Certains auteurs y insistent fortement, comme par exemple, E. Gomez-Mango (1997) à propos des victimes de la torture :
« La reconnaissance de la personne et de sa douleur est […] un acte d'une extrême
importance ; Il signifie l'accueil dans le monde des vivants […] »
De même, D. Spiegel écrit :
« Dans la psychothérapie traditionnelle on encourage le patient à assumer une responsabilité plus grande pour les problèmes de la vie, alors qu'il faut aider la victime à assumer une responsabilité moindre pour le traumatisme. »
Marie-France Hirigoyen ( 1998 ) ajoute :
« Sortir de la culpabilité permet de se réapproprier sa souffrance, et ce n'est que plus tard […] que l'on pourra revenir à son histoire personnelle. »
Evoquons alors le travail récent d'un psychiatre et psychanalyste, C. Barrois (1998) . Sous le titre « Le traumatisme second », il décrit « le rôle aggravant de milieux socioprofessionnel, familial, médical, dans l'évolution du syndrome psychotraumatique». Pour lui, « le traumatisme second est la répétition, sans sa soudaineté, de la solitude, de la déréliction et de la détresse du sujet, qui se trouve non plus seul, dans sa solitude absolue dans la perspective désespérée de sa propre mort (ou de son équivalent ) , comme dans le traumatisme psychique fondateur, mais au sein même de sa collectivité, absolument seul, malgré la présence des autres. Le premier et le second traumatismes déploient alors toute la tragédie de l'homme, déchiré entre la perspective de sa propre mort et la mort sociale »

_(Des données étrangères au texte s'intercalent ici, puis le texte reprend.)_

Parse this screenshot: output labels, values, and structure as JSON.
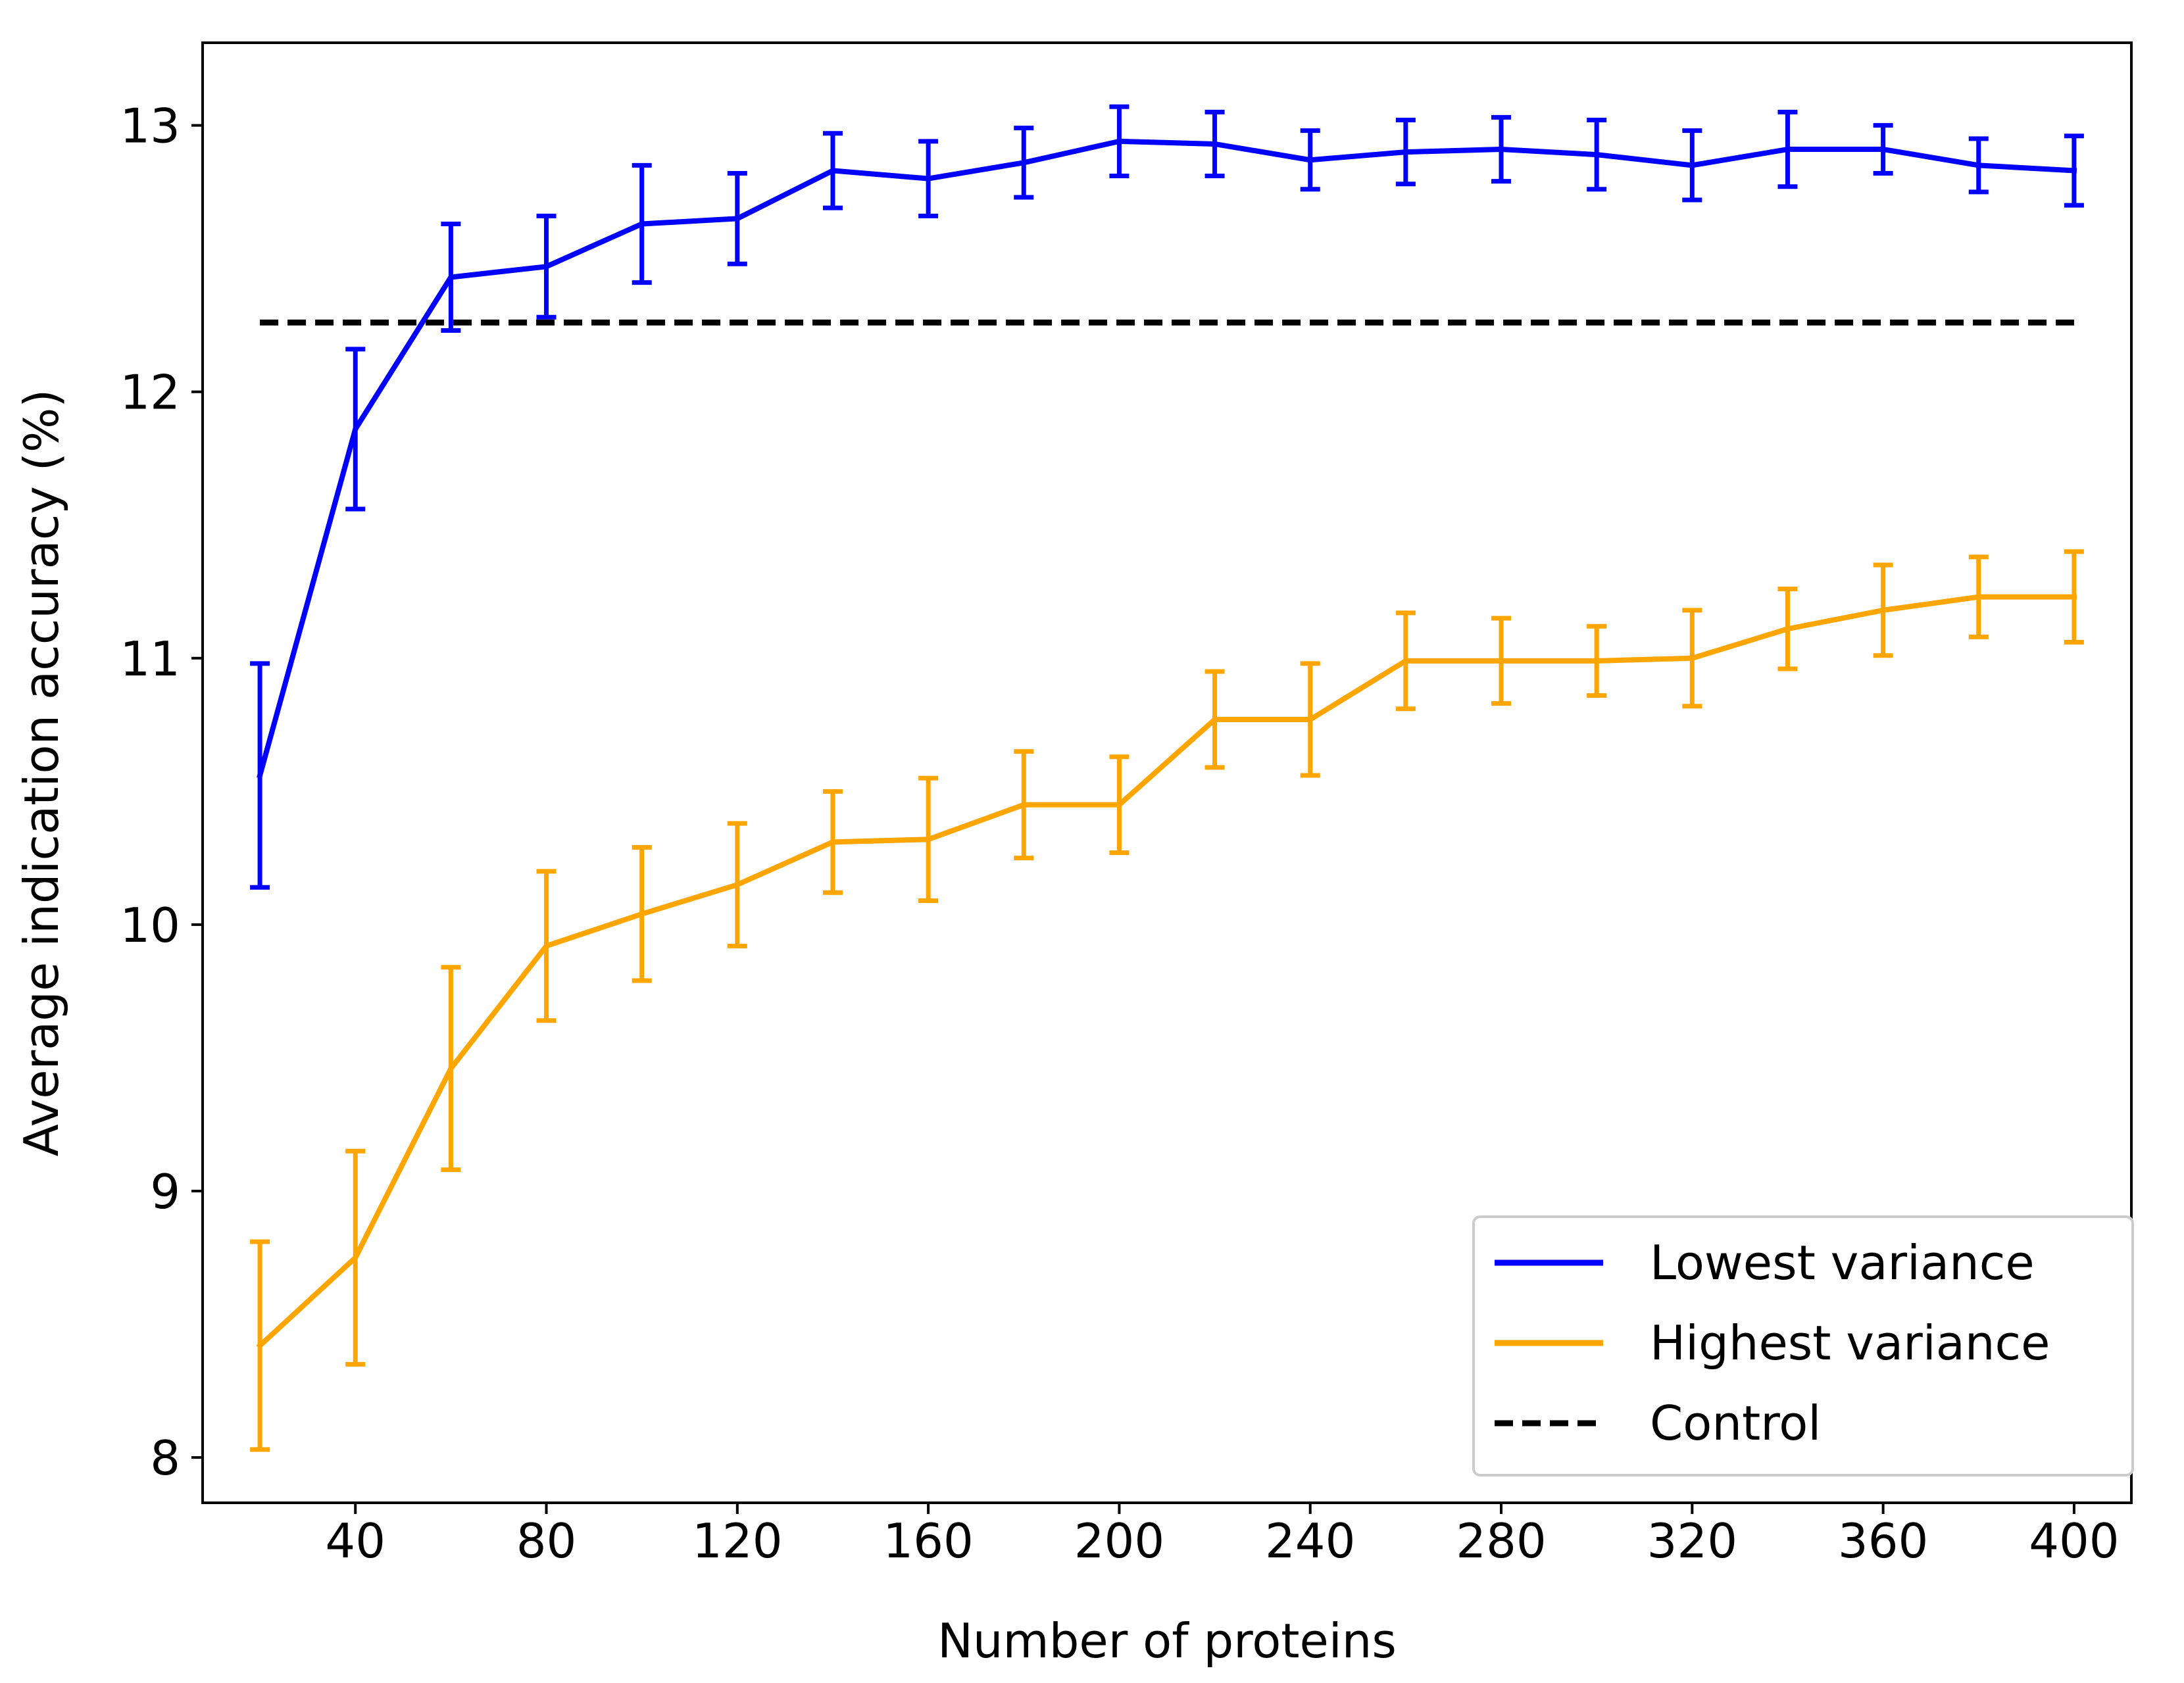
{
  "chart_data": {
    "type": "line",
    "title": "",
    "xlabel": "Number of proteins",
    "ylabel": "Average indication accuracy (%)",
    "xlim": [
      8,
      412
    ],
    "ylim": [
      7.83,
      13.31
    ],
    "xticks": [
      40,
      80,
      120,
      160,
      200,
      240,
      280,
      320,
      360,
      400
    ],
    "xtick_labels": [
      "40",
      "80",
      "120",
      "160",
      "200",
      "240",
      "280",
      "320",
      "360",
      "400"
    ],
    "yticks": [
      8,
      9,
      10,
      11,
      12,
      13
    ],
    "ytick_labels": [
      "8",
      "9",
      "10",
      "11",
      "12",
      "13"
    ],
    "grid": false,
    "legend_position": "lower-right",
    "x": [
      20,
      40,
      60,
      80,
      100,
      120,
      140,
      160,
      180,
      200,
      220,
      240,
      260,
      280,
      300,
      320,
      340,
      360,
      380,
      400
    ],
    "series": [
      {
        "name": "Lowest variance",
        "color": "#0000ff",
        "style": "solid",
        "values": [
          10.56,
          11.86,
          12.43,
          12.47,
          12.63,
          12.65,
          12.83,
          12.8,
          12.86,
          12.94,
          12.93,
          12.87,
          12.9,
          12.91,
          12.89,
          12.85,
          12.91,
          12.91,
          12.85,
          12.83
        ],
        "errors": [
          0.42,
          0.3,
          0.2,
          0.19,
          0.22,
          0.17,
          0.14,
          0.14,
          0.13,
          0.13,
          0.12,
          0.11,
          0.12,
          0.12,
          0.13,
          0.13,
          0.14,
          0.09,
          0.1,
          0.13
        ]
      },
      {
        "name": "Highest variance",
        "color": "#ffa500",
        "style": "solid",
        "values": [
          8.42,
          8.75,
          9.46,
          9.92,
          10.04,
          10.15,
          10.31,
          10.32,
          10.45,
          10.45,
          10.77,
          10.77,
          10.99,
          10.99,
          10.99,
          11.0,
          11.11,
          11.18,
          11.23,
          11.23
        ],
        "errors": [
          0.39,
          0.4,
          0.38,
          0.28,
          0.25,
          0.23,
          0.19,
          0.23,
          0.2,
          0.18,
          0.18,
          0.21,
          0.18,
          0.16,
          0.13,
          0.18,
          0.15,
          0.17,
          0.15,
          0.17
        ]
      },
      {
        "name": "Control",
        "color": "#000000",
        "style": "dashed",
        "x_range": [
          20,
          400
        ],
        "value": 12.26
      }
    ]
  }
}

C. Barrois ajoute, à propos « du syndrome du survivant», qu'on observe souvent, « en plus ´du syndrome du survivant' , le conflit entre le survivant lui-même et ´ le syndrome social contre le survivant ' ». Ces phénomènes s'observent parfois très rapidement après le traumatisme initial mais ils peuvent aussi survenir après une période de grâce, où ce sont la compassion et l'entraide qui dominent, avant de s'évaporer.
Dans un article tout récent, F. Rausky (1999) écrit :
« A comme attentat, B comme bombardement, O comme otage, T comme torture.
Les épisodes traumatiques de l'histoire des hommes se déclinent dans toutes les lettres de l'alphabet. […] Le psychothérapeute contemporain, comme le chaman, le mage, l'exorciste ou le rabbi hassidique est appelé à accompagner son patient dans un voyage initiatique, à la découverte du sens des tragédies qu'il a vécues ».
En d'autres termes, on pourra dire que la victime attend du thérapeute d'abord une sensibilité et une capacité d'analyse particulièrement aigües, mais aussi une compétence supplémentaire, de l'ordre du religieux. Cette compétence, ce n'est pas à la Faculté de médecine qu'on l'acquiert. Elle est l'objet d'une investiture sociale.
La relation de la personne traumatisée avec ses proches est à la fois interindividuelle et groupale. La solidité et la solidarité du groupe familial sont mises à l'épreuve sur deux fronts :
– à l'égard de la victime, dont le comportement peut dérouter, dont les besoins sont accrus, dont la capacité à jouer son rôle et à occuper sa place est mise en question ;
– à l'égard du monde extérieur, qui englobe la victime et sa famille dans une même représentation péjorative.
On sait que la victime est dans de très nombreux cas loin de pouvoir faire comprendre à d'autres ce qu'elle ressent, et qu'elle ne comprend elle-même qu'imparfaitement. Enfouie, ou déniée, la blessure narcissique s'exprime quand même ; mais elle reste masquée et opaque. Ou bien, a contrario, brandie et revendiquée, elle suscite l'incrédulité et, à la longue, le rejet.
C'est ce type d' intervention que B. Poirot-Delpech (1998) résume ainsi : « la phrase qui sauve n'est plus : ´Où avez-vous mal ? ´
mais
´ Parlez surtout, dites votre frayeur avant qu'elle ne s'enfouisse !´ »
Bien entendu, l'immense majorité des traumatisés que nous pouvons voir actuellement n'ont jamais été pris en charge par une cellule d'urgence. Il va donc s'agir pour nous d'examiner de plus près ce qui se trame entre le patient et le médecin quand la frayeur a été enfouie.